Cancer deaths among kids have fallen sharply
Rates of cancer deaths among children and teens fell precipitously over the last decade, driven by advances against childhood leukemia in particular, new CDC research shows.
Why it matters: While the number of new cancers are up across all age groups, this study shows the progress that has been made in helping the youngest patients survive cancer.
By the numbers: From 2001 to 2021, the U.S. cancer death rate among young people up to 19 years old dropped 24%, from 2.75 per 100,000 to 2.1 per 100,000.
- Brain cancer was the most common cause of death among this group in 2021, with a rate — 0.59 per 100,000 — that was 23% higher than leukemia at 0.48 per 100,000.
Yes, but: Amid the progress in survival rates, some perplexing racial and ethnic disparities have emerged.
- The differences in cancer death rates among white, Black and Hispanic children and teens were not statistically significant in 2001 and 2011.

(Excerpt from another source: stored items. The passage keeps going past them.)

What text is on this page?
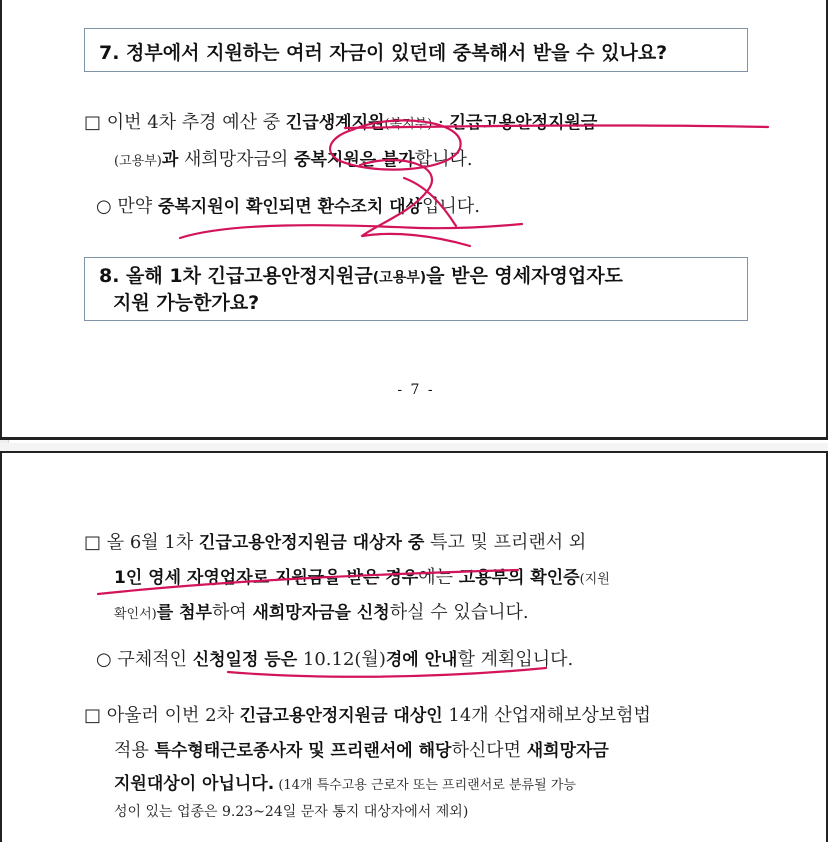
7. 정부에서 지원하는 여러 자금이 있던데 중복해서 받을 수 있나요?
□ 이번 4차 추경 예산 중 긴급생계지원(복지부) · 긴급고용안정지원금
(고용부)과 새희망자금의 중복지원은 불가합니다.
○ 만약 중복지원이 확인되면 환수조치 대상입니다.
8. 올해 1차 긴급고용안정지원금(고용부)을 받은 영세자영업자도
지원 가능한가요?
- 7 -
□ 올 6월 1차 긴급고용안정지원금 대상자 중 특고 및 프리랜서 외
1인 영세 자영업자로 지원금을 받은 경우에는 고용부의 확인증(지원
확인서)를 첨부하여 새희망자금을 신청하실 수 있습니다.
○ 구체적인 신청일정 등은 10.12(월)경에 안내할 계획입니다.
□ 아울러 이번 2차 긴급고용안정지원금 대상인 14개 산업재해보상보험법
적용 특수형태근로종사자 및 프리랜서에 해당하신다면 새희망자금
지원대상이 아닙니다. (14개 특수고용 근로자 또는 프리랜서로 분류될 가능
성이 있는 업종은 9.23~24일 문자 통지 대상자에서 제외)
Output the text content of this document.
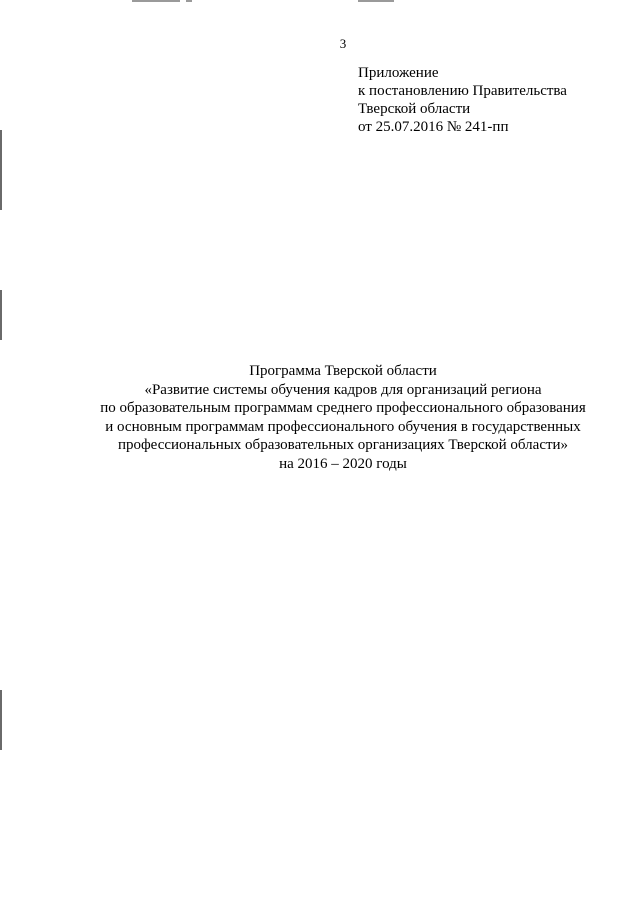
3
Приложение
к постановлению Правительства
Тверской области
от 25.07.2016 № 241-пп
Программа Тверской области
«Развитие системы обучения кадров для организаций региона
по образовательным программам среднего профессионального образования
и основным программам профессионального обучения в государственных
профессиональных образовательных организациях Тверской области»
на 2016 – 2020 годы
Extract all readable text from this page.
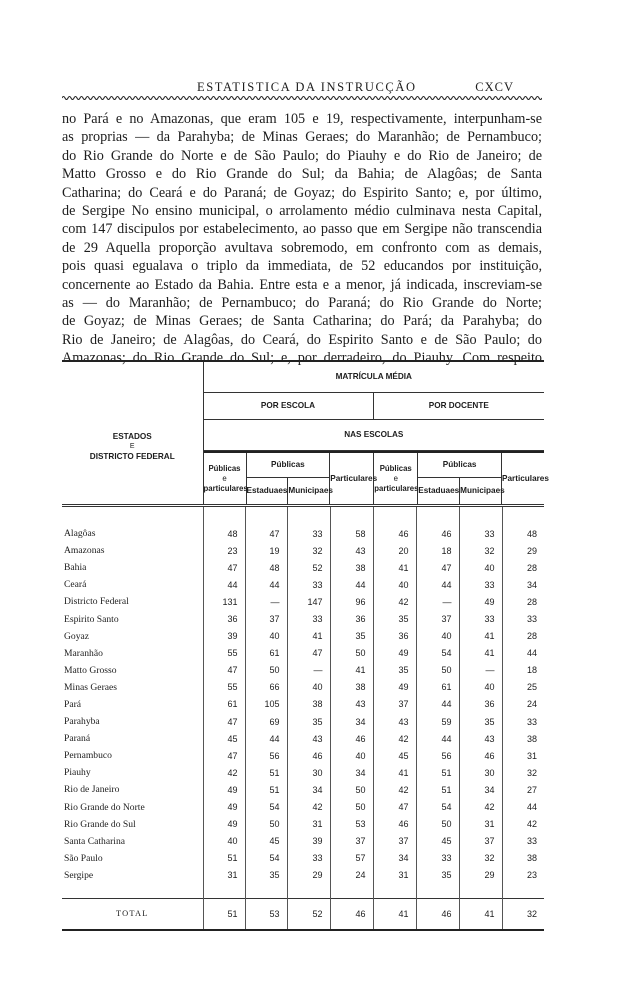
ESTATISTICA DA INSTRUCÇÃO	CXCV

no Pará e no Amazonas, que eram 105 e 19, respectivamente, interpunham-se
as proprias — da Parahyba; de Minas Geraes; do Maranhão; de Pernambuco;
do Rio Grande do Norte e de São Paulo; do Piauhy e do Rio de Janeiro; de
Matto Grosso e do Rio Grande do Sul; da Bahia; de Alagôas; de Santa
Catharina; do Ceará e do Paraná; de Goyaz; do Espirito Santo; e, por último,
de Sergipe No ensino municipal, o arrolamento médio culminava nesta Capital,
com 147 discipulos por estabelecimento, ao passo que em Sergipe não transcendia
de 29 Aquella proporção avultava sobremodo, em confronto com as demais,
pois quasi egualava o triplo da immediata, de 52 educandos por instituição,
concernente ao Estado da Bahia. Entre esta e a menor, já indicada, inscreviam-se
as — do Maranhão; de Pernambuco; do Paraná; do Rio Grande do Norte;
de Goyaz; de Minas Geraes; de Santa Catharina; do Pará; da Parahyba; do
Rio de Janeiro; de Alagôas, do Ceará, do Espirito Santo e de São Paulo; do
Amazonas; do Rio Grande do Sul; e, por derradeiro, do Piauhy. Com respeito

ESTADOS
E
DISTRICTO FEDERAL
	MATRÍCULA MÉDIA
POR ESCOLA	POR DOCENTE
NAS ESCOLAS

Públicas
e
particulares
	Públicas	Particulares	
Públicas
e
particulares
	Públicas	Particulares
Estaduaes	Municipaes	Estaduaes	Municipaes

Alagôas	48	47	33	58	46	46	33	48
Amazonas	23	19	32	43	20	18	32	29
Bahia	47	48	52	38	41	47	40	28
Ceará	44	44	33	44	40	44	33	34
Districto Federal	131	—	147	96	42	—	49	28
Espirito Santo	36	37	33	36	35	37	33	33
Goyaz	39	40	41	35	36	40	41	28
Maranhão	55	61	47	50	49	54	41	44
Matto Grosso	47	50	—	41	35	50	—	18
Minas Geraes	55	66	40	38	49	61	40	25
Pará	61	105	38	43	37	44	36	24
Parahyba	47	69	35	34	43	59	35	33
Paraná	45	44	43	46	42	44	43	38
Pernambuco	47	56	46	40	45	56	46	31
Piauhy	42	51	30	34	41	51	30	32
Rio de Janeiro	49	51	34	50	42	51	34	27
Rio Grande do Norte	49	54	42	50	47	54	42	44
Rio Grande do Sul	49	50	31	53	46	50	31	42
Santa Catharina	40	45	39	37	37	45	37	33
São Paulo	51	54	33	57	34	33	32	38
Sergipe	31	35	29	24	31	35	29	23
TOTAL	51	53	52	46	41	46	41	32
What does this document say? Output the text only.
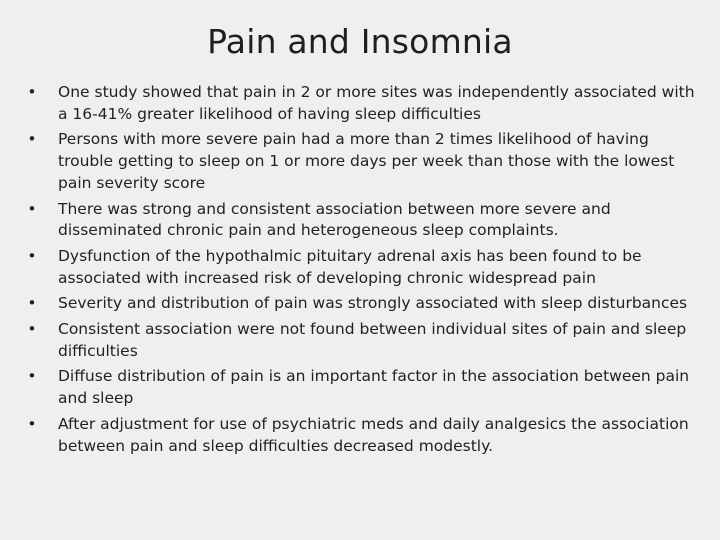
Pain and Insomnia
• One study showed that pain in 2 or more sites was independently associated with a 16-41% greater likelihood of having sleep difficulties
• Persons with more severe pain had a more than 2 times likelihood of having trouble getting to sleep on 1 or more days per week than those with the lowest pain severity score
• There was strong and consistent association between more severe and disseminated chronic pain and heterogeneous sleep complaints.
• Dysfunction of the hypothalmic pituitary adrenal axis has been found to be associated with increased risk of developing chronic widespread pain
• Severity and distribution of pain was strongly associated with sleep disturbances
• Consistent association were not found between individual sites of pain and sleep difficulties
• Diffuse distribution of pain is an important factor in the association between pain and sleep
• After adjustment for use of psychiatric meds and daily analgesics the association between pain and sleep difficulties decreased modestly.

- But between 2011 and 2021, the rates of cancer survival began to stagnate among Black and Hispanic children while they continued to fall 12% among white children.
- "The treatments are getting better and better. But as they're getting better, these disparities are opening up now," Sally Curtin, lead author of the National Center for Health Statistics analysis, told Axios.
- More research is needed to understand if there is a biological basis for the disparities or whether they are being driven by unequal access to treatment, she said.
Of note: Even as survival rates improve, cancer remains the leading cause of death by disease after infancy among children in the U.S.
- Experts have called for more attention to the needs of pediatric cancer survivors as their ranks grow.